Apprezzata pièce di Cinzia Pietribiasi, al "Magnifico Teatro"
di Maria Ricca
Tre
figure forti, emblematiche, rappresentative di una condizione di infelice
incomunicabilità. Un uomo forte e severo, un giovane tormentato e succube, una
donna fragile, che “deforma se stessa”, per non apparire “deformata”. Un’unica
convinzione, la necessità di lottare, di resistere, di non credere a chi ripete
le cose mille volte, fino a farne verità, un “frullato di luoghi comuni”. Lo scontro
fisico e verbale è inevitabile. Ribellarsi fino a diventare libellule
impazzite, prigioniere di un corpo non proprio, è l’unica strada da
intraprendere. Ma vincere non è facile. Passando attraverso le fasi del cinismo
e dell’assurdità, non resta che l’oblìo finale, ottenuto attraverso un cocktail micidiale di farmaci ed alcool,
assunti sulle spensierate note di “That’s amore”, con il brio di un’incoscienza,
che è invece drammatica consapevolezza dell’unica via di fuga.
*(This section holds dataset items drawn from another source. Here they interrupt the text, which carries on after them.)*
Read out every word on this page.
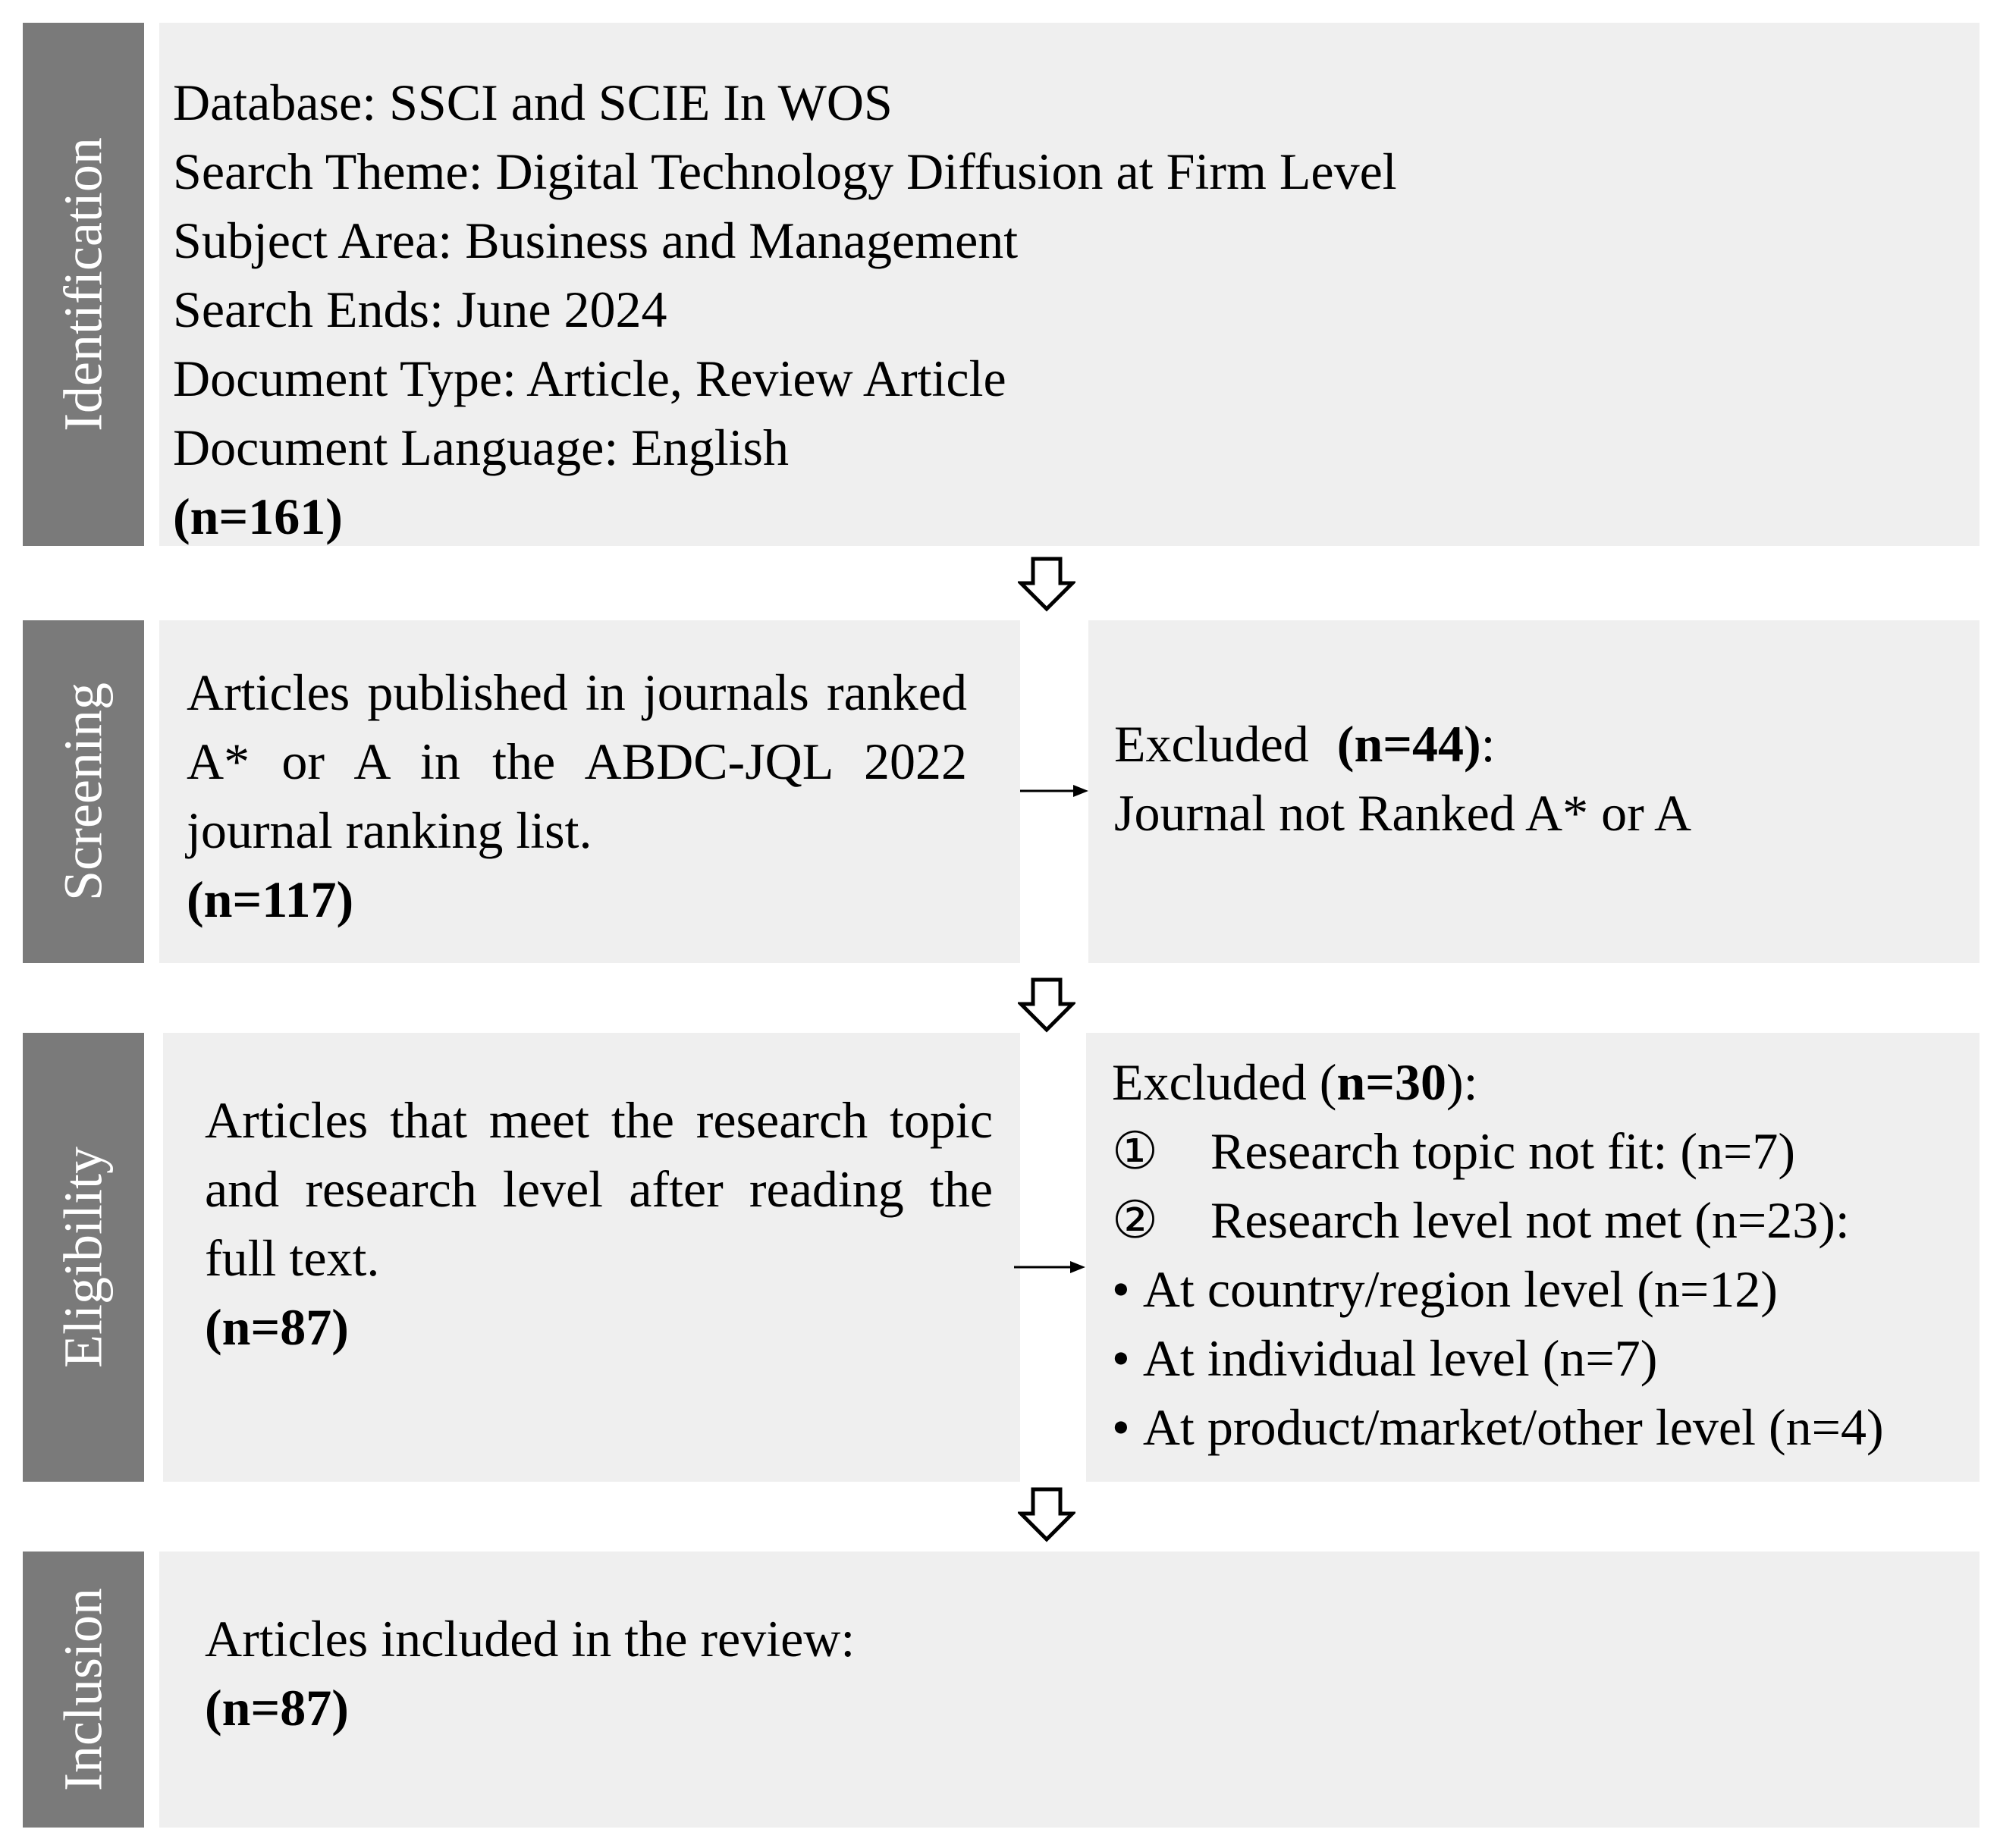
Identification
Screening
Eligibility
Inclusion
Database: SSCI and SCIE In WOS
Search Theme: Digital Technology Diffusion at Firm Level
Subject Area: Business and Management
Search Ends: June 2024
Document Type: Article, Review Article
Document Language: English
(n=161)
Articles published in journals ranked A* or A in the ABDC-JQL 2022 journal ranking list.
(n=117)
Excluded (n=44):
Journal not Ranked A* or A
Articles that meet the research topic and research level after reading the full text.
(n=87)
Excluded (n=30):
① Research topic not fit: (n=7)
② Research level not met (n=23):
• At country/region level (n=12)
• At individual level (n=7)
• At product/market/other level (n=4)
Articles included in the review:
(n=87)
Una pièce molto
forte, molto intensa, è stata “Freeze”, sul
“congelamento delle emozioni e delle relazioni”, nata da testi dello psichiatra
scozzese Ronald David Laing, e andata in scena per la rassegna “Magnifico
Teatro”, del “Magnifico Visbaal”, promossa dall’attore e regista Peppe Fonzo, direzione
organizzativa di Rosaria Aragiusto.
Al
vertice della produzione Cinzia Pietribiasi, attrice, danz’autrice, docente di
teatro, in scena con Pierluigi Tedeschi, performer, autore teatrale e
scrittore, e Davide Tagliavini, interprete sensibile e convincente. Forti tutti di una straordinaria fisicità, in
una dimensione grandemente performativa, ove corpo, respiro, luce, oggetti sono
stati uniti da uno studio particolare, cui hanno concorso a determinare
tragicità, movimento e danza, l’installazione visiva e le particolari scelte sonore.
“E’
un lavoro di teatro sperimentale di ricerca, questo – conferma la Pietribiasi –
che mette insieme molti linguaggi e che è stato addirittura definito “preparati
anatomici congelati”, perché presenta tre persone, un uomo, una donna, un
ragazzo, che si relazionano con difficoltà, in una comunicazione “disfunzionale”.
La
nostra ricerca artistica va nella direzione
della contaminazione, per disegnare sulla scena delle visioni, delle
suggestioni, che arrivano da questi testi particolari.”
Per
lei, che è anche “trainer teatrale”, sarebbe bello se “questo lavoro varcasse
il confine del mondo adulto, e fosse presentato
anche alla fascia d’età dell’adolescenza. Ha un linguaggio complesso,
difficile, ma credo potrebbe essere utile vederlo.”
Quanto
è complicato oggi, fare teatro sperimentale in Italia? “Estremamente problematico,
in verità – conclude la Pietribiasi - Lavoriamo in autoproduzione, per la
maggior parte del tempo. Ma è bello scoprire quante persone possono apprezzare
i tuoi sforzi, credere in te e darti sostegno per continuare. Noi veniamo da Reggio Emilia, e questo è accaduto
proprio lì. Segno che, evidentemente, è forse proprio dalla provincia che può
partire, come dire, un po’ di movimento, di rinnovamento intellettuale.”